Wiktionary
n. (context mathematics English) A quotient space of a nilpotent Lie group modulo a closed subgroup, or (equivalently) a homogeneous space with a nilpotent Lie group acting transitively on it.
Wikipedia
In mathematics, a nilmanifold is a differentiable manifold which has a transitive nilpotent group of diffeomorphisms acting on it. As such, a nilmanifold is an example of a homogeneous space and is diffeomorphic to the quotient space N/H, the quotient of a nilpotent Lie group N modulo a closed subgroup H. This notion was introduced by A. Mal'cev in 1951.
In the Riemannian category, there is also a good notion of a nilmanifold. A Riemannian manifold is called a homogeneous nilmanifold if there exist a nilpotent group of isometries acting transitively on it. The requirement that the transitive nilpotent group acts by isometries leads to the following rigid characterization: every homogeneous nilmanifold is isometric to a nilpotent Lie group with left-invariant metric (see Wilson ).

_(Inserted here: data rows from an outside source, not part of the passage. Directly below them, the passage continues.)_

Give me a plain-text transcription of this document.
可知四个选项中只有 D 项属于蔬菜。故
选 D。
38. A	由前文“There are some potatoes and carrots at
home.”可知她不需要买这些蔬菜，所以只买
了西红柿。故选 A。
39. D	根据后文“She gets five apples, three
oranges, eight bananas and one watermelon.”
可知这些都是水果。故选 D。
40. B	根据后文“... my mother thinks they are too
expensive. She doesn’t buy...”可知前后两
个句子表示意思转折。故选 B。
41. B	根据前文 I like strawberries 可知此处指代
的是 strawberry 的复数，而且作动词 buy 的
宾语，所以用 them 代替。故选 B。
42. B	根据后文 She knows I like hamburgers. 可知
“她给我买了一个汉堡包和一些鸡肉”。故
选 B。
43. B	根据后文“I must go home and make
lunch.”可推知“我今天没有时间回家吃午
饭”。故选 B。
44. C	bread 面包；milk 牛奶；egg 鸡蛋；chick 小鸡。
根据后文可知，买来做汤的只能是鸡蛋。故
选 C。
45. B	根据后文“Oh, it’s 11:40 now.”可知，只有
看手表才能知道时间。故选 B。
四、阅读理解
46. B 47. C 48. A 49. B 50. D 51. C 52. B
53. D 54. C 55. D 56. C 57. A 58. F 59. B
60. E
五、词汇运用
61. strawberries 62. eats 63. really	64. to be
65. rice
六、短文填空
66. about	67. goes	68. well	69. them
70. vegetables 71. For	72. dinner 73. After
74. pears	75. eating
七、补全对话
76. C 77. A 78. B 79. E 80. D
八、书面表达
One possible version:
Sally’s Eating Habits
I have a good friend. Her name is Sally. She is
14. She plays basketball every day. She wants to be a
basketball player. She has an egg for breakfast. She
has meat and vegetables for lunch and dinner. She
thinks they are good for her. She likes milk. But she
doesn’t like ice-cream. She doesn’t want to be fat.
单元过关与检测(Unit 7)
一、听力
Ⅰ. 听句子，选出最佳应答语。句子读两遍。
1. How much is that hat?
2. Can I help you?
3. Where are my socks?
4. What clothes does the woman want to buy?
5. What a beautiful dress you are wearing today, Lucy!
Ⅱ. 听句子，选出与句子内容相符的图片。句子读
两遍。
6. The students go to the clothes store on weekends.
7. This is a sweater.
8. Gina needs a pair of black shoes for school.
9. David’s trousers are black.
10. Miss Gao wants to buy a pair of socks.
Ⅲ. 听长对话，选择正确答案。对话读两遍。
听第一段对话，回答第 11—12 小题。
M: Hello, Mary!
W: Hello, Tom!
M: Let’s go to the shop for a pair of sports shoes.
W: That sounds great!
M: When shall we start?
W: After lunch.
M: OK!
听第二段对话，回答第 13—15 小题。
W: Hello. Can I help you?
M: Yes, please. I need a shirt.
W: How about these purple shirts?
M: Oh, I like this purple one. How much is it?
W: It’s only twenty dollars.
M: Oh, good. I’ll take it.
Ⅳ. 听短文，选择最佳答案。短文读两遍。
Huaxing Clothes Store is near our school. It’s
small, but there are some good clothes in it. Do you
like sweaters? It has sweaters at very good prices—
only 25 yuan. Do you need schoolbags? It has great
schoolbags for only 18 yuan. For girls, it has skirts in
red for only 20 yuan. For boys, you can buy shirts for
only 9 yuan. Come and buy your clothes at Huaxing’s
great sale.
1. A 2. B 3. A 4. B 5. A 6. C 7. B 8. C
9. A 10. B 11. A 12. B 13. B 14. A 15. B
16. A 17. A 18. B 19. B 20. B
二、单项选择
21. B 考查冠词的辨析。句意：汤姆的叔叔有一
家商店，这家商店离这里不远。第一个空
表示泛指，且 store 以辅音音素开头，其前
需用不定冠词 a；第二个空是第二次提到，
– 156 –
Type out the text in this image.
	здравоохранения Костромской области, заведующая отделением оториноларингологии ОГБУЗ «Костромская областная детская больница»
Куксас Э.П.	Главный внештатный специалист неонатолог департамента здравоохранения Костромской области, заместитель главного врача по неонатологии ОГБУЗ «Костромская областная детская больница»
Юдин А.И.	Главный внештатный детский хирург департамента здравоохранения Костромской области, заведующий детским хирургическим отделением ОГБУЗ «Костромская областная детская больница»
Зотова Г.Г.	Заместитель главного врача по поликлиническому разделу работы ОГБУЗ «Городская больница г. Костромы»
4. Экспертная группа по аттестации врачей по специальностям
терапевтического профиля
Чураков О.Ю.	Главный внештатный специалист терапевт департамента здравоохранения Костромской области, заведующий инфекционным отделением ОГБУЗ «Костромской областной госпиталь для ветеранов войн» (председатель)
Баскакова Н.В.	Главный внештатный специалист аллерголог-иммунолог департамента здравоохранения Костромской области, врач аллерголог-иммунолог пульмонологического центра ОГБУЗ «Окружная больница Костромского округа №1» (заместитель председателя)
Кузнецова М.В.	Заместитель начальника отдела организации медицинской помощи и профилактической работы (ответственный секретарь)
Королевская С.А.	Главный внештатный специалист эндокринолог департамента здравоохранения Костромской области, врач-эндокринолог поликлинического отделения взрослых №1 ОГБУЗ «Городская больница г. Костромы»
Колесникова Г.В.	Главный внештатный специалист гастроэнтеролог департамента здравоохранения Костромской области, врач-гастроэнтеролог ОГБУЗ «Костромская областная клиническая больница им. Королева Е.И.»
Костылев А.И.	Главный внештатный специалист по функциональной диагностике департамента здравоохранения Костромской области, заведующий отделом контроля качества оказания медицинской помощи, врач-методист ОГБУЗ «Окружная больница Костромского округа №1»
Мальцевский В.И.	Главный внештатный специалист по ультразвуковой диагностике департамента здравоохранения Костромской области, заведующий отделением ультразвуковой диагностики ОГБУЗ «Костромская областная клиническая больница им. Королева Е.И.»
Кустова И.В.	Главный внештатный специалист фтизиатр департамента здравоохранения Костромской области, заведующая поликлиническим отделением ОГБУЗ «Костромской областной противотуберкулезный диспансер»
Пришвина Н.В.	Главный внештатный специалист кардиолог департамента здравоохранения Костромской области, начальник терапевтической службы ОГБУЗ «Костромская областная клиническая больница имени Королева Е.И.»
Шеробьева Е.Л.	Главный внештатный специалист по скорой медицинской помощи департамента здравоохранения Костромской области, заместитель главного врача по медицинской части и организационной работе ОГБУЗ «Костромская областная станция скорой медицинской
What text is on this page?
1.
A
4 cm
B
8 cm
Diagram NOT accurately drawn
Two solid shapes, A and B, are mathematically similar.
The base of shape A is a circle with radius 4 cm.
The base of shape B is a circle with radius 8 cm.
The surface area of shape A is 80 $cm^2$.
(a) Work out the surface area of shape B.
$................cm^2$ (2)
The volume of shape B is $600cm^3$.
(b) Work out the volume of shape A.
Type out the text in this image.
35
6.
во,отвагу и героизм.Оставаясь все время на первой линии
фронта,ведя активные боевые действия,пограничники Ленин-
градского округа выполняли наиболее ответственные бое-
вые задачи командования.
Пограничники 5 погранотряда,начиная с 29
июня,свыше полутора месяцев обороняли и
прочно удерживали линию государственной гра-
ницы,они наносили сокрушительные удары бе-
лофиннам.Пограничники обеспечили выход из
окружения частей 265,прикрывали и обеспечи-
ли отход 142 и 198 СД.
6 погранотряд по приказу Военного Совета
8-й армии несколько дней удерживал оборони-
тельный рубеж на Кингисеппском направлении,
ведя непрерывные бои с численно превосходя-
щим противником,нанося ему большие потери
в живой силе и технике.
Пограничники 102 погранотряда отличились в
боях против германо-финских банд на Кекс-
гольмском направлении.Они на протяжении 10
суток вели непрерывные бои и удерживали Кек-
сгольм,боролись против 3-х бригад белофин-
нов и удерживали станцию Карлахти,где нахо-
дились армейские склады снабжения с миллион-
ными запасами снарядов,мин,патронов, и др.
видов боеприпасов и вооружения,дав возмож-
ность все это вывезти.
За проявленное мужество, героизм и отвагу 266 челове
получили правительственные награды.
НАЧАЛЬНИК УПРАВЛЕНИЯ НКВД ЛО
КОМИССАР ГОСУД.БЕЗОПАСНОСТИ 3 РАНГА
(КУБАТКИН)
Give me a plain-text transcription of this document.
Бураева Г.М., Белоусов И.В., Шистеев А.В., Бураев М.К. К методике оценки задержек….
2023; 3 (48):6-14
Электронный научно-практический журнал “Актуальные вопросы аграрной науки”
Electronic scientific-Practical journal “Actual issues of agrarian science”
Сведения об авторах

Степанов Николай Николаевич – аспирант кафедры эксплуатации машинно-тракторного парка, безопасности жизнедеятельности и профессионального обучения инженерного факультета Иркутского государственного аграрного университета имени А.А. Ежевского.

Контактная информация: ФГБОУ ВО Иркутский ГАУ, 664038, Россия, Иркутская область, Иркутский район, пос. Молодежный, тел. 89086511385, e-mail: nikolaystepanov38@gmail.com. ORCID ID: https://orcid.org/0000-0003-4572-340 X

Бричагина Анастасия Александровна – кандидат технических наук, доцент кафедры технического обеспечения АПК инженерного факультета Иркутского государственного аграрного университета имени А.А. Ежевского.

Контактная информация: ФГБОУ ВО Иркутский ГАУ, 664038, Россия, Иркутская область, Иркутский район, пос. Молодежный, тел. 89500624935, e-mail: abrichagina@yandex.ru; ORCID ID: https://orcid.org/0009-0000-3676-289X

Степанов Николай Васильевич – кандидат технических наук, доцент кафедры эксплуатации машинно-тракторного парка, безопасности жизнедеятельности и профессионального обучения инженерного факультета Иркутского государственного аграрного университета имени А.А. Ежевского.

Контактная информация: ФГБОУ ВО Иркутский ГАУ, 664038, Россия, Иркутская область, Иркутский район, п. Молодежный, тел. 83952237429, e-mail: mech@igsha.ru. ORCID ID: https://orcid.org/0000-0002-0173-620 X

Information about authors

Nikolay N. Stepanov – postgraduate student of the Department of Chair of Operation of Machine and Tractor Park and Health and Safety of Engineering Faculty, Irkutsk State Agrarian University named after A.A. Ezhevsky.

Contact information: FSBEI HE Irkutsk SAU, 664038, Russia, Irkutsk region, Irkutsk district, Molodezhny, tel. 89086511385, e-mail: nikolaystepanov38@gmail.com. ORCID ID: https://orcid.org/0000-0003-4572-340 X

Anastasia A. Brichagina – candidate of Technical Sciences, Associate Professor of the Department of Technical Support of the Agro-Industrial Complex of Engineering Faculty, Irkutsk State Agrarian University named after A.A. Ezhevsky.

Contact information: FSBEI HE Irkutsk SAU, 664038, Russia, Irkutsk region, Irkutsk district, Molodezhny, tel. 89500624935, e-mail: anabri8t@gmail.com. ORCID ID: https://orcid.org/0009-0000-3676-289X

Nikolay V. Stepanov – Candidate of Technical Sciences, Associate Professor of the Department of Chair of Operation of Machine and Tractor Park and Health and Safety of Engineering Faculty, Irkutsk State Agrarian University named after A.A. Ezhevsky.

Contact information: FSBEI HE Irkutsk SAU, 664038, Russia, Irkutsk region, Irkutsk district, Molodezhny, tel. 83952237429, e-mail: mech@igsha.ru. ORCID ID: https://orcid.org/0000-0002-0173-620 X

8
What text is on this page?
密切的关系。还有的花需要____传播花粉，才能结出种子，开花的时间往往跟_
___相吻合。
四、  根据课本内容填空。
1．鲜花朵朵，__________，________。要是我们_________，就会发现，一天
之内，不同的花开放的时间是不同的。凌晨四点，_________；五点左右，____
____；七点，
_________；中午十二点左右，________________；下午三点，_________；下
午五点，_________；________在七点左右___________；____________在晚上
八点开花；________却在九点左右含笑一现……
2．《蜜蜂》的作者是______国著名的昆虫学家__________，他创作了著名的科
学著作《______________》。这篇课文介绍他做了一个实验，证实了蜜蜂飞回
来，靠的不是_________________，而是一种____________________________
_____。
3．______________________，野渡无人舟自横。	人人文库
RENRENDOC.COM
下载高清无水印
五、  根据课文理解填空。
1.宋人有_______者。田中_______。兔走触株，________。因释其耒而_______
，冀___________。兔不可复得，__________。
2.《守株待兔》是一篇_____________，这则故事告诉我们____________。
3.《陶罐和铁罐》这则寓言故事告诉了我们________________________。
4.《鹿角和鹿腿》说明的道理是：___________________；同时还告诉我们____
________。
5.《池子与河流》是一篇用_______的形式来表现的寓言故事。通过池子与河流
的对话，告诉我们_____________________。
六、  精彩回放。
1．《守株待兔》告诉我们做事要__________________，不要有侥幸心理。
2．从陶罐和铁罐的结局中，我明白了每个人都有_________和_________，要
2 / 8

Nilmanifolds are important geometric objects and often arise as concrete examples with interesting properties; in Riemannian geometry these spaces always have mixed curvature, almost flat spaces arise as quotients of nilmanifolds, and compact nilmanifolds have been used to construct elementary examples of collapse of Riemannian metrics under the Ricci flow.
In addition to their role in geometry, nilmanifolds are increasingly being seen as having a role in arithmetic combinatorics (see Green–Tao ) and ergodic theory (see, e.g., Host–Kra ).